There are lots of non-mythical examples of how surrendering some autonomy can be a smart choice. With respect to the criminal law, we are all better off (more free) if we give up the right to murder each other in exchange for the right not to be murdered, because being murdered extinguishes all freedoms. Perhaps even more significant, though, is the surrender of autonomy through contract law. Seriously, would you do business with me if I said, "I will bring you a bushel of wheat for that piece of silver, but I reserve the right to break all my promises once the silver is in my hand"? The whole point of contract law is to allow us to make (and thus rely on) binding promises. By giving up the ability to break our promises, we gain a greater ability to trade with each other.
I argue, then, that law is something which we ought to obey as rational beings because doing so has the net effect of increasing our practical liberty. We may, on occasion, obey the law out of fear of coercion rather than civic duty, but that need not undermine the legitimacy of the law itself. Odysseus wanted to steer his shop onto the rocks, and was prevented by the brute force of the ropes around him, but his choice to be bound by those ropes in the first place was not invalidated by the fact that he changed his mind under the influence of the Sirens. What matters is that law over all must increase our liberty, regardless of how we may bicker about any particular instance of its constraining our liberty. If law in general makes us freer, then we ought to obey it.
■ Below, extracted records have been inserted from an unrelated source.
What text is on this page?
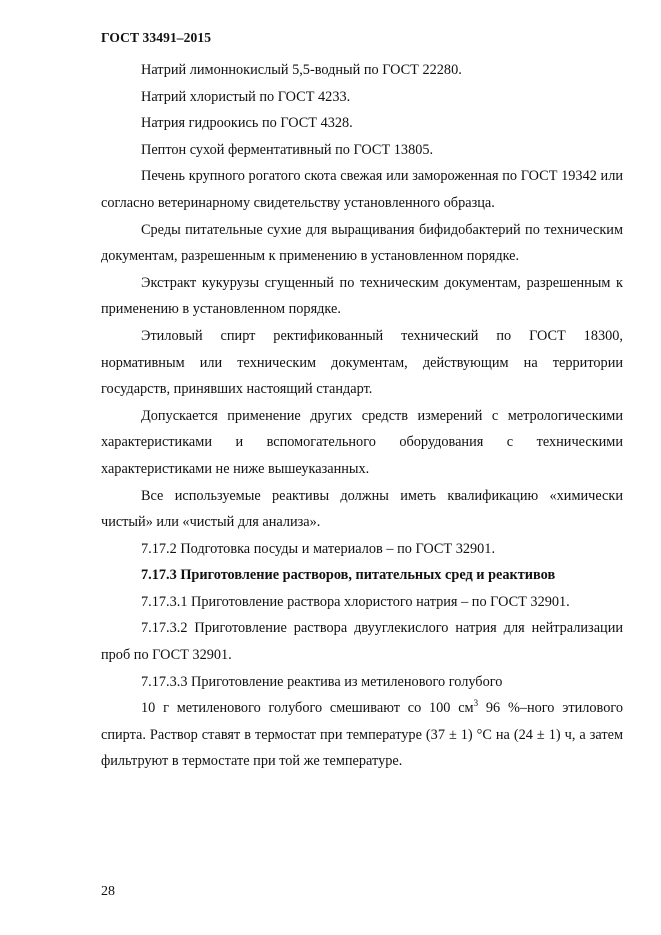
ГОСТ 33491–2015

Натрий лимоннокислый 5,5-водный по ГОСТ 22280.

Натрий хлористый по ГОСТ 4233.

Натрия гидроокись по ГОСТ 4328.

Пептон сухой ферментативный по ГОСТ 13805.

Печень крупного рогатого скота свежая или замороженная по ГОСТ 19342 или согласно ветеринарному свидетельству установленного образца.

Среды питательные сухие для выращивания бифидобактерий по техническим документам, разрешенным к применению в установленном порядке.

Экстракт кукурузы сгущенный по техническим документам, разрешенным к применению в установленном порядке.

Этиловый спирт ректификованный технический по ГОСТ 18300, нормативным или техническим документам, действующим на территории государств, принявших настоящий стандарт.

Допускается применение других средств измерений с метрологическими характеристиками и вспомогательного оборудования с техническими характеристиками не ниже вышеуказанных.

Все используемые реактивы должны иметь квалификацию «химически чистый» или «чистый для анализа».

7.17.2 Подготовка посуды и материалов – по ГОСТ 32901.

7.17.3 Приготовление растворов, питательных сред и реактивов

7.17.3.1 Приготовление раствора хлористого натрия – по ГОСТ 32901.

7.17.3.2 Приготовление раствора двууглекислого натрия для нейтрализации проб по ГОСТ 32901.

7.17.3.3 Приготовление реактива из метиленового голубого

10 г метиленового голубого смешивают со 100 $см^3$ 96 %–ного этилового спирта. Раствор ставят в термостат при температуре (37 ± 1) °С на (24 ± 1) ч, а затем фильтруют в термостате при той же температуре.

28
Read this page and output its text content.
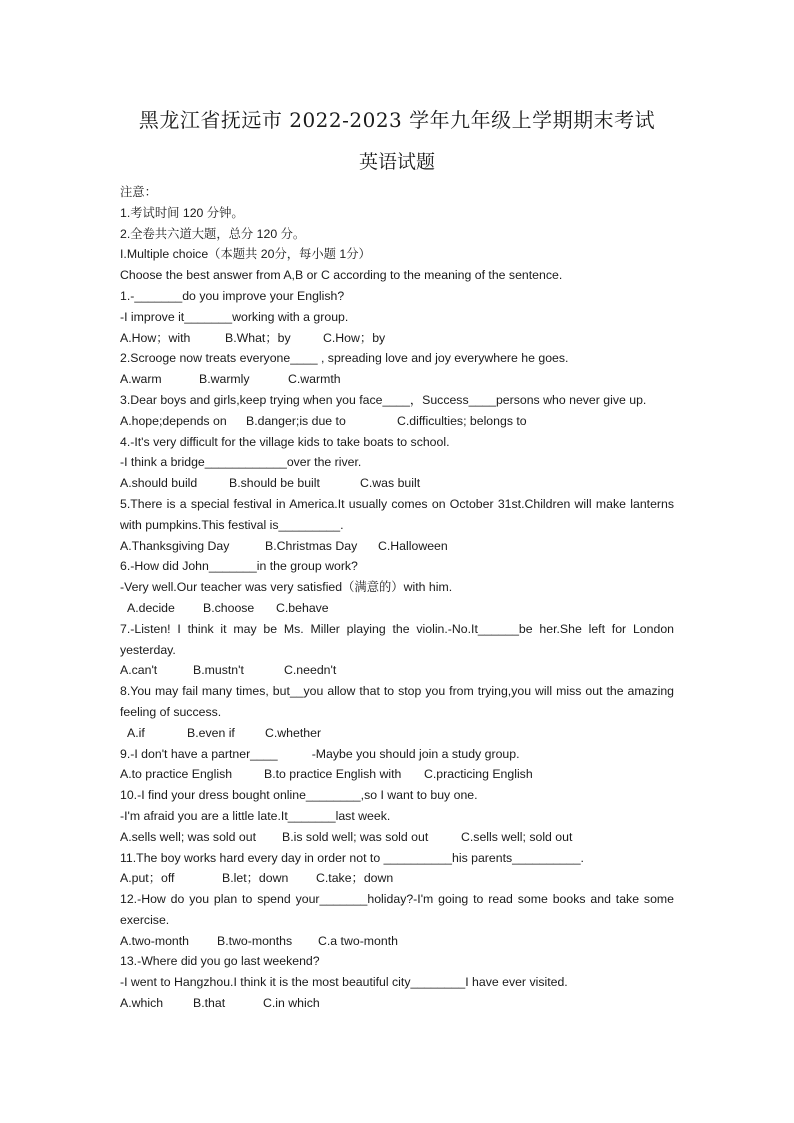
黑龙江省抚远市 2022-2023 学年九年级上学期期末考试
英语试题
注意：
1.考试时间 120 分钟。
2.全卷共六道大题，总分 120 分。
I.Multiple choice（本题共 20分，每小题 1分）
Choose the best answer from A,B or C according to the meaning of the sentence.
1.-_______do you improve your English?
-I improve it_______working with a group.
A.How；with	B.What；by	C.How；by
2.Scrooge now treats everyone____ , spreading love and joy everywhere he goes.
A.warm	B.warmly	C.warmth
3.Dear boys and girls,keep trying when you face____，Success____persons who never give up.
A.hope;depends on B.danger;is due to	C.difficulties; belongs to
4.-It's very difficult for the village kids to take boats to school.
-I think a bridge____________over the river.
A.should build	B.should be built	C.was built
5.There is a special festival in America.It usually comes on October 31st.Children will make lanterns with pumpkins.This festival is_________.
A.Thanksgiving Day	B.Christmas Day C.Halloween
6.-How did John_______in the group work?
-Very well.Our teacher was very satisfied（满意的）with him.
A.decide B.choose C.behave
7.-Listen! I think it may be Ms. Miller playing the violin.-No.It______be her.She left for London yesterday.
A.can't	B.mustn't	C.needn't
8.You may fail many times, but__you allow that to stop you from trying,you will miss out the amazing feeling of success.
A.if	B.even if C.whether
9.-I don't have a partner____          -Maybe you should join a study group.
A.to practice English	B.to practice English with C.practicing English
10.-I find your dress bought online________,so I want to buy one.
-I'm afraid you are a little late.It_______last week.
A.sells well; was sold out B.is sold well; was sold out	C.sells well; sold out
11.The boy works hard every day in order not to __________his parents__________.
A.put；off	B.let；down C.take；down
12.-How do you plan to spend your_______holiday?-I'm going to read some books and take some exercise.
A.two-month B.two-months C.a two-month
13.-Where did you go last weekend?
-I went to Hangzhou.I think it is the most beautiful city________I have ever visited.
A.which B.that	C.in which
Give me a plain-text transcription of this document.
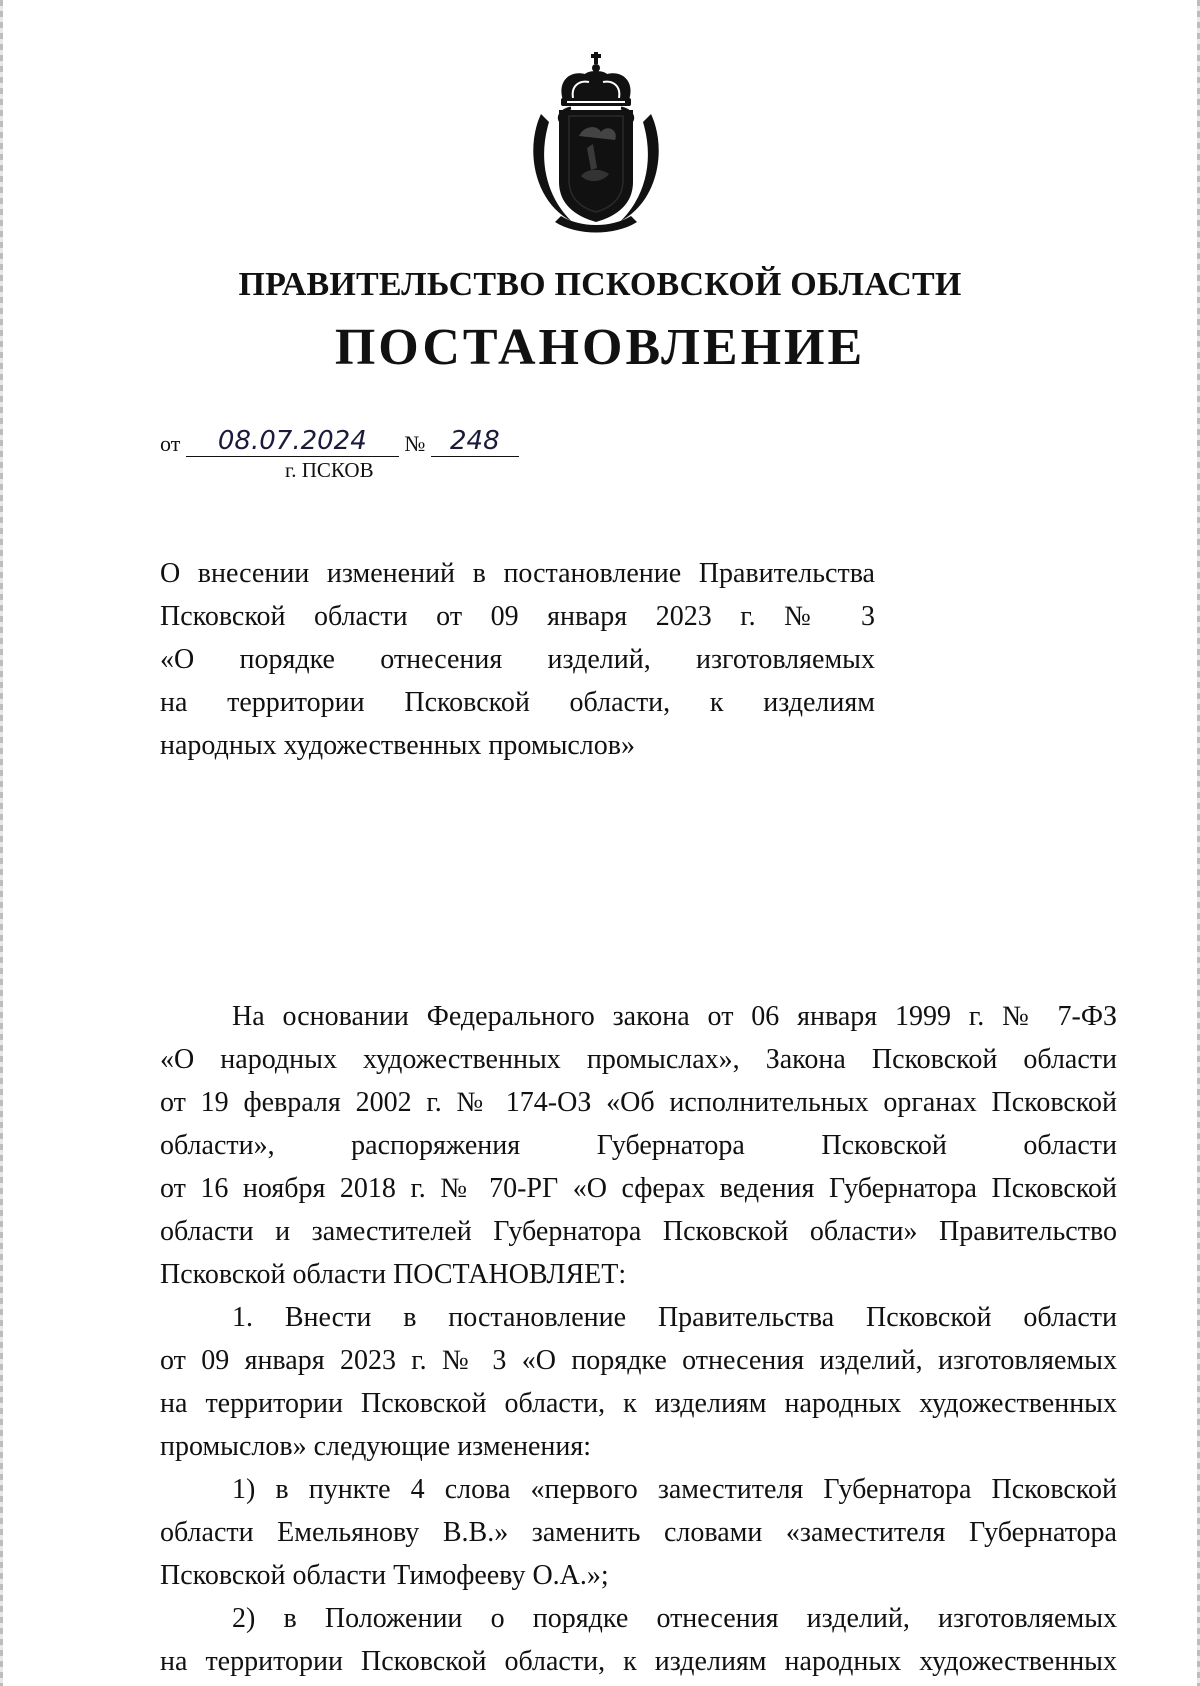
ПРАВИТЕЛЬСТВО ПСКОВСКОЙ ОБЛАСТИ
ПОСТАНОВЛЕНИЕ
от 08.07.2024 № 248
г. ПСКОВ
О внесении изменений в постановление Правительства
Псковской области от 09 января 2023 г. № 3
«О порядке отнесения изделий, изготовляемых
на территории Псковской области, к изделиям
народных художественных промыслов»
На основании Федерального закона от 06 января 1999 г. № 7-ФЗ
«О народных художественных промыслах», Закона Псковской области
от 19 февраля 2002 г. № 174-ОЗ «Об исполнительных органах Псковской
области», распоряжения Губернатора Псковской области
от 16 ноября 2018 г. № 70-РГ «О сферах ведения Губернатора Псковской
области и заместителей Губернатора Псковской области» Правительство
Псковской области ПОСТАНОВЛЯЕТ:
1. Внести в постановление Правительства Псковской области
от 09 января 2023 г. № 3 «О порядке отнесения изделий, изготовляемых
на территории Псковской области, к изделиям народных художественных
промыслов» следующие изменения:
1) в пункте 4 слова «первого заместителя Губернатора Псковской
области Емельянову В.В.» заменить словами «заместителя Губернатора
Псковской области Тимофееву О.А.»;
2) в Положении о порядке отнесения изделий, изготовляемых
на территории Псковской области, к изделиям народных художественных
So, the principle I want to articulate here is that properly constituted law represents an investment of liberty: we surrender some of our liberty to the State, which then uses that liberty capital to generate a profit, a surplus of liberty which is then distributed back to us as a liberty dividend. (A regime whose laws do not generate a net gain in liberty is owed no obedience by its citizens. It may impose its will by force, but it cannot claim to be lawful.)
And this is where the moral obligation to obey the law comes from. I need know nothing about your personal moral beliefs and what other moral duties you may feel you have, but can assert that a moral duty to obey the law almost certainly follows from your own value system.
- If freedom itself is a value, this is trivial; you ought to do that which maximizes your freedom, which is what a properly constituted law is meant to do.
- If you do not directly value freedom, you probably value something else for which freedom is at least an instrumental good. That is, if you think being nice to puppies is important, then you should want as much freedom as possible in order increase the likelihood that you will be able to find a way to be nice to puppies in any situation that arises. The same logic applies if you think you ought to sacrifice puppies to Cthulhu, or put things on top of other things, or whatever it is that you may value. Ergo, you ought to obey the law in order to maximize your capacity to advance whatever primary values you do have.
- If you do not value the freedoms that law creates, and prefer the freedoms that it constrains, then and only then do I admit you have no particular internal duty to obey the law. But if you are willing to bear the risk of being murdered or maimed or violated by others, in exchange for your own freedom to murder or assault and violate others, then you can have no principled objection to being imprisoned yourself.